On the intersections of exceptional sets in Borel's normal number theorem and Erdos-Renyi limit theorem

For any x is an element of [0, 1), let S-n(x) be the partial summation of the first n digits in the binary expansion of x and R-n(x) be its run-length function. The classical Borel's normal number theorem tells us that for almost all x is an element of [0, 1), the limit of S-n(x)/n as n goes to infinity is one half. On the other hand, the Erdos-Renyi limit theorem shows that R-n(x) increases to infinity with the logarithmic speed log(2) n as n -> infinity for almost every x in [0, 1).
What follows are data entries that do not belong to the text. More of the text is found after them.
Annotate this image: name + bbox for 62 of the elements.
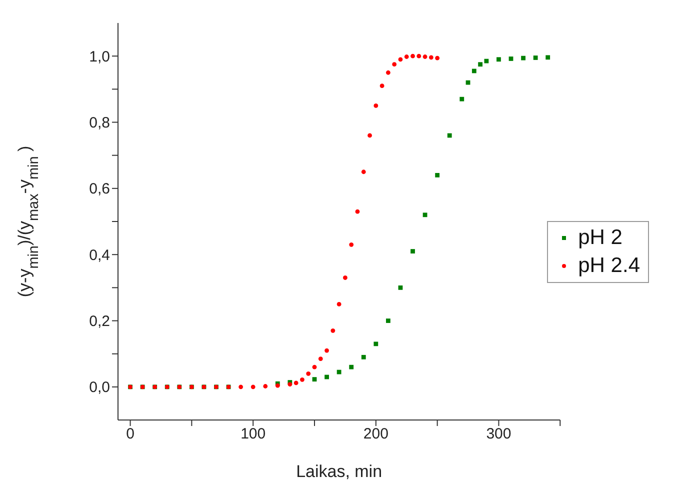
point: [435, 56, 440, 60]
point: [472, 68, 476, 74]
legend-label: pH 2: [578, 224, 622, 250]
point: [496, 57, 501, 62]
point: [466, 80, 470, 85]
point: [435, 172, 440, 178]
point: [312, 377, 317, 382]
point: [300, 377, 304, 382]
point: [330, 328, 336, 333]
point: [312, 364, 317, 370]
point: [428, 55, 434, 60]
point: [533, 56, 538, 60]
x-tick-label: 200: [363, 426, 388, 443]
point: [238, 384, 244, 390]
point: [422, 212, 428, 218]
point: [361, 354, 366, 360]
point: [343, 276, 348, 280]
point: [250, 384, 256, 390]
y-tick-label: 0,6: [89, 180, 110, 198]
point: [368, 133, 372, 138]
point: [374, 342, 378, 346]
point: [324, 348, 329, 353]
x-axis-title: Laikas, min: [296, 462, 382, 482]
point: [336, 302, 342, 306]
point: [336, 370, 342, 374]
point: [361, 170, 366, 174]
point: [398, 57, 403, 62]
y-tick-label: 0,2: [89, 313, 110, 330]
point: [306, 371, 311, 376]
x-tick-label: 100: [240, 426, 266, 443]
point: [263, 384, 268, 388]
point: [355, 209, 360, 214]
point: [294, 380, 298, 386]
y-tick-label: 1,0: [89, 48, 110, 66]
point: [521, 56, 526, 60]
point: [349, 364, 354, 370]
point: [447, 133, 452, 138]
point: [508, 56, 514, 61]
y-tick-label: 0,8: [89, 114, 110, 132]
point: [460, 96, 464, 102]
y-tick-label: 0,4: [89, 246, 110, 264]
y-tick-label: 0,0: [89, 379, 110, 396]
point: [374, 104, 378, 108]
x-tick-label: 0: [126, 426, 134, 443]
point: [546, 55, 550, 60]
point: [318, 356, 323, 361]
point: [324, 374, 329, 380]
point: [422, 54, 428, 59]
point: [478, 62, 482, 67]
point: [410, 249, 415, 254]
point: [416, 54, 422, 58]
point: [404, 54, 409, 59]
x-tick-label: 300: [486, 426, 512, 443]
point: [349, 242, 354, 247]
point: [386, 70, 390, 75]
point: [398, 285, 403, 290]
point: [380, 84, 384, 88]
point: [392, 62, 397, 67]
legend-label: pH 2.4: [578, 252, 640, 278]
point: [484, 58, 489, 64]
point: [386, 318, 390, 323]
point: [410, 54, 415, 58]
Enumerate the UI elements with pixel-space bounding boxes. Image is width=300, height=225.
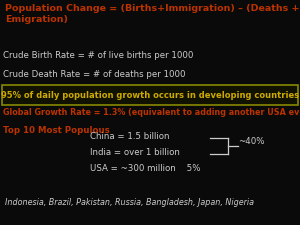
Text: Global Growth Rate = 1.3% (equivalent to adding another USA every 3.6 years): Global Growth Rate = 1.3% (equivalent to… [3,108,300,117]
Text: 95% of daily population growth occurs in developing countries: 95% of daily population growth occurs in… [1,90,299,99]
Text: China = 1.5 billion: China = 1.5 billion [90,132,170,141]
Text: Crude Birth Rate = # of live births per 1000: Crude Birth Rate = # of live births per … [3,51,194,60]
Text: ~40%: ~40% [238,137,265,146]
Text: Crude Death Rate = # of deaths per 1000: Crude Death Rate = # of deaths per 1000 [3,70,185,79]
Text: Population Change = (Births+Immigration) – (Deaths +
Emigration): Population Change = (Births+Immigration)… [5,4,299,25]
Text: India = over 1 billion: India = over 1 billion [90,148,180,157]
Text: Top 10 Most Populous: Top 10 Most Populous [3,126,110,135]
Text: USA = ~300 million    5%: USA = ~300 million 5% [90,164,200,173]
FancyBboxPatch shape [2,85,298,105]
Text: Indonesia, Brazil, Pakistan, Russia, Bangladesh, Japan, Nigeria: Indonesia, Brazil, Pakistan, Russia, Ban… [5,198,254,207]
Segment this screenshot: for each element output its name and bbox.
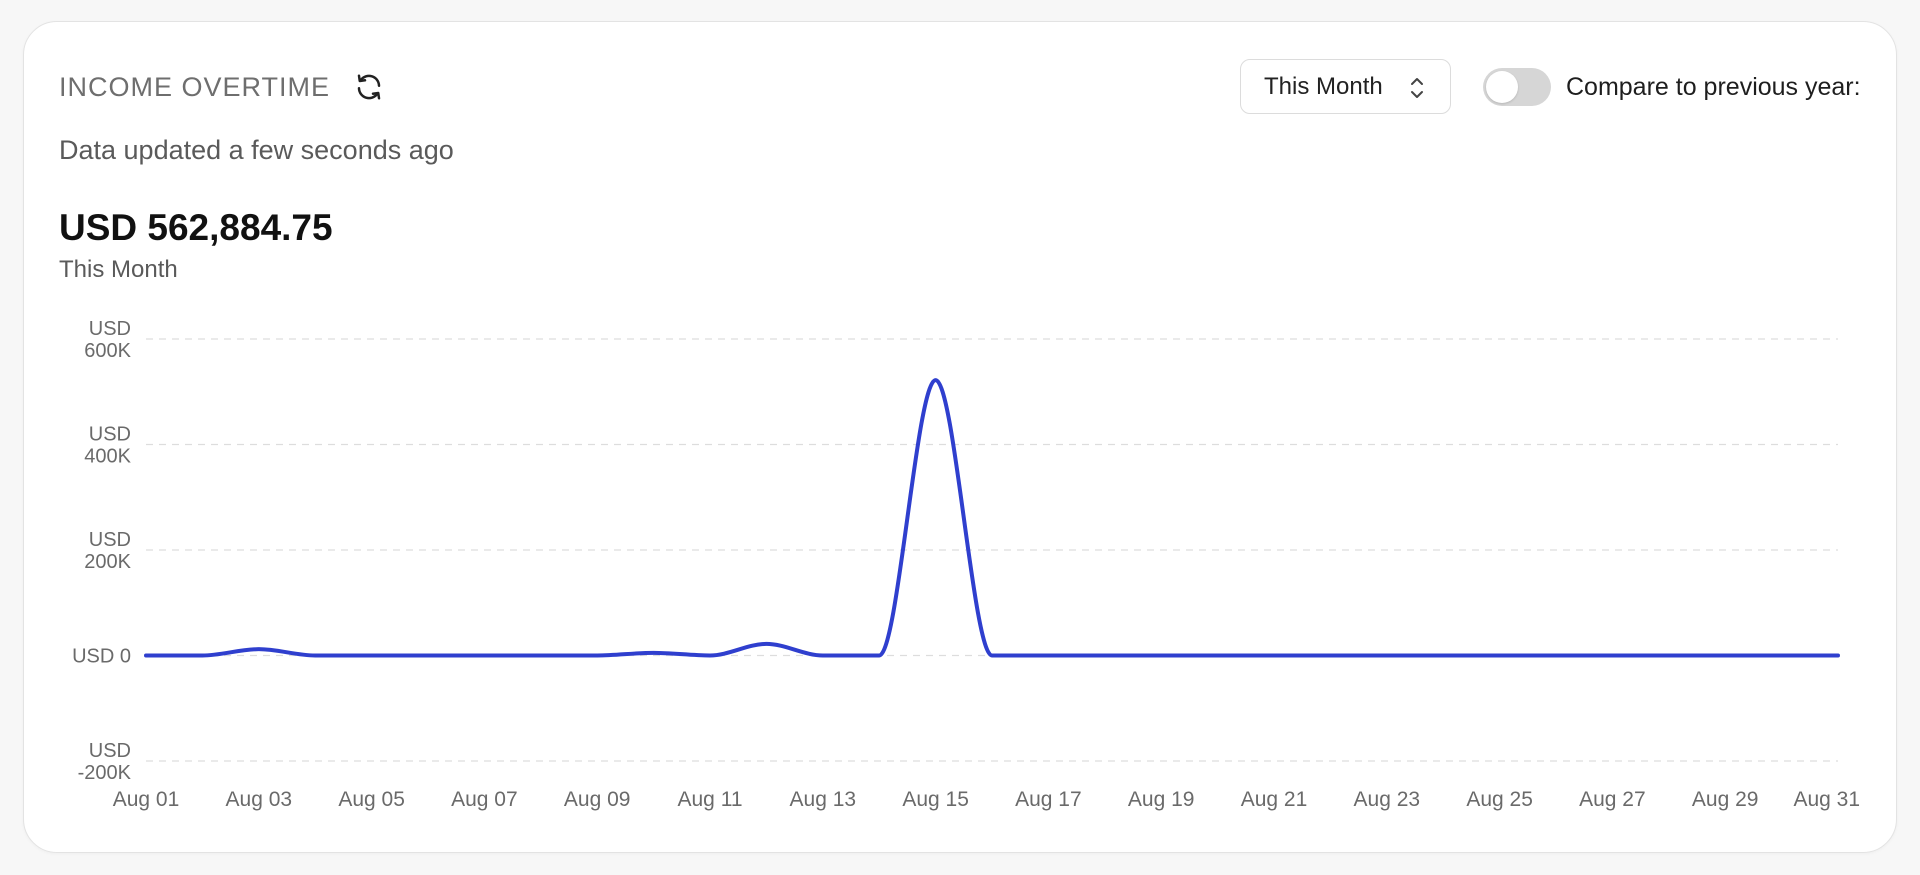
period-label: This Month — [59, 256, 178, 283]
card-title: INCOME OVERTIME — [59, 72, 331, 102]
data-point[interactable] — [986, 650, 998, 662]
x-tick-label: Aug 15 — [902, 788, 969, 811]
x-tick-label: Aug 31 — [1793, 788, 1860, 811]
x-tick-label: Aug 01 — [113, 788, 180, 811]
compare-toggle-knob — [1486, 71, 1518, 103]
data-point[interactable] — [1099, 650, 1111, 662]
data-point[interactable] — [1494, 650, 1506, 662]
chevron-up-down-icon — [1411, 78, 1423, 98]
data-point[interactable] — [1381, 650, 1393, 662]
data-point[interactable] — [535, 650, 547, 662]
data-point[interactable] — [196, 650, 208, 662]
data-point[interactable] — [817, 650, 829, 662]
x-tick-label: Aug 23 — [1354, 788, 1421, 811]
data-point[interactable] — [1324, 650, 1336, 662]
x-tick-label: Aug 19 — [1128, 788, 1195, 811]
x-tick-label: Aug 27 — [1579, 788, 1646, 811]
data-point[interactable] — [1212, 650, 1224, 662]
data-point[interactable] — [422, 650, 434, 662]
data-point[interactable] — [1832, 650, 1844, 662]
x-tick-label: Aug 05 — [338, 788, 405, 811]
data-point[interactable] — [478, 650, 490, 662]
x-tick-label: Aug 17 — [1015, 788, 1082, 811]
data-point[interactable] — [140, 650, 152, 662]
total-income-value: USD 562,884.75 — [59, 207, 333, 248]
y-tick-label: USD 400K — [84, 424, 131, 468]
data-point[interactable] — [253, 643, 265, 655]
data-point[interactable] — [873, 650, 885, 662]
x-tick-label: Aug 29 — [1692, 788, 1759, 811]
data-point[interactable] — [1437, 650, 1449, 662]
data-point[interactable] — [366, 650, 378, 662]
data-point[interactable] — [648, 647, 660, 659]
x-tick-label: Aug 25 — [1466, 788, 1533, 811]
compare-toggle[interactable] — [1483, 68, 1551, 106]
y-tick-label: USD 600K — [84, 318, 131, 362]
x-tick-label: Aug 03 — [226, 788, 293, 811]
period-select-value: This Month — [1264, 73, 1383, 100]
data-point[interactable] — [1663, 650, 1675, 662]
data-point[interactable] — [1155, 650, 1167, 662]
x-tick-label: Aug 09 — [564, 788, 631, 811]
data-point[interactable] — [1606, 650, 1618, 662]
data-point[interactable] — [591, 650, 603, 662]
data-point[interactable] — [930, 374, 942, 386]
refresh-icon[interactable] — [354, 72, 384, 102]
data-point[interactable] — [1042, 650, 1054, 662]
data-point[interactable] — [1550, 650, 1562, 662]
data-point[interactable] — [309, 650, 321, 662]
y-tick-label: USD 200K — [84, 529, 131, 573]
last-updated-text: Data updated a few seconds ago — [59, 135, 454, 165]
data-point[interactable] — [1268, 650, 1280, 662]
period-select[interactable]: This Month — [1240, 59, 1451, 114]
x-tick-label: Aug 07 — [451, 788, 518, 811]
data-point[interactable] — [760, 638, 772, 650]
x-tick-label: Aug 21 — [1241, 788, 1308, 811]
y-tick-label: USD 0 — [72, 646, 131, 668]
data-point[interactable] — [704, 650, 716, 662]
x-tick-label: Aug 11 — [678, 788, 743, 811]
income-series-line — [144, 378, 1840, 658]
data-point[interactable] — [1776, 650, 1788, 662]
compare-label: Compare to previous year: — [1566, 73, 1861, 101]
y-tick-label: USD -200K — [78, 740, 132, 784]
x-tick-label: Aug 13 — [790, 788, 857, 811]
income-overtime-card — [23, 21, 1897, 853]
data-point[interactable] — [1719, 650, 1731, 662]
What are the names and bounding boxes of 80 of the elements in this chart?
In this paper, we are interested in the intersections of exceptional sets arising in the above two famous theorems. More precisely, for any 0 <= alpha(1) <= alpha(2) <= 1 and 0 <= beta(1) <= beta(2) <= +infinity, we completely determine the Hausdorff dimension of the following set: B(alpha(1), alpha(2)) boolean AND E(beta(1), beta(2)), where B(alpha(1), alpha(2)) = {x is an element of [0, 1) : lim inf(n ->infinity) S-n(x)/n = alpha(1), lim sup(n ->infinity) S-n(x)/n = alpha(2)} and E(beta(1), beta(2)) = {x is an element of [0, 1) : lim inf(n ->infinity) R-n(x)/log(2) n = beta(1), lim sup(n ->infinity) R-n(x)/log(2) n = beta(2)}. After some minor modifications, our result still holds if we replace the denominator log(2) n in E(beta(1), beta(2)) with any increasing function phi : N -> R+ satisfying phi(n) tending to +infinity and lim(n ->infinity)(phi(n + 1) - phi(n)) = 0. As a result, we also obtain that the set of points for which neither the sequence {S-n(x)/n}(n >= 1) nor {R-n(x)/phi(n)}(n >= 1) converges has full Hausdorff dimension.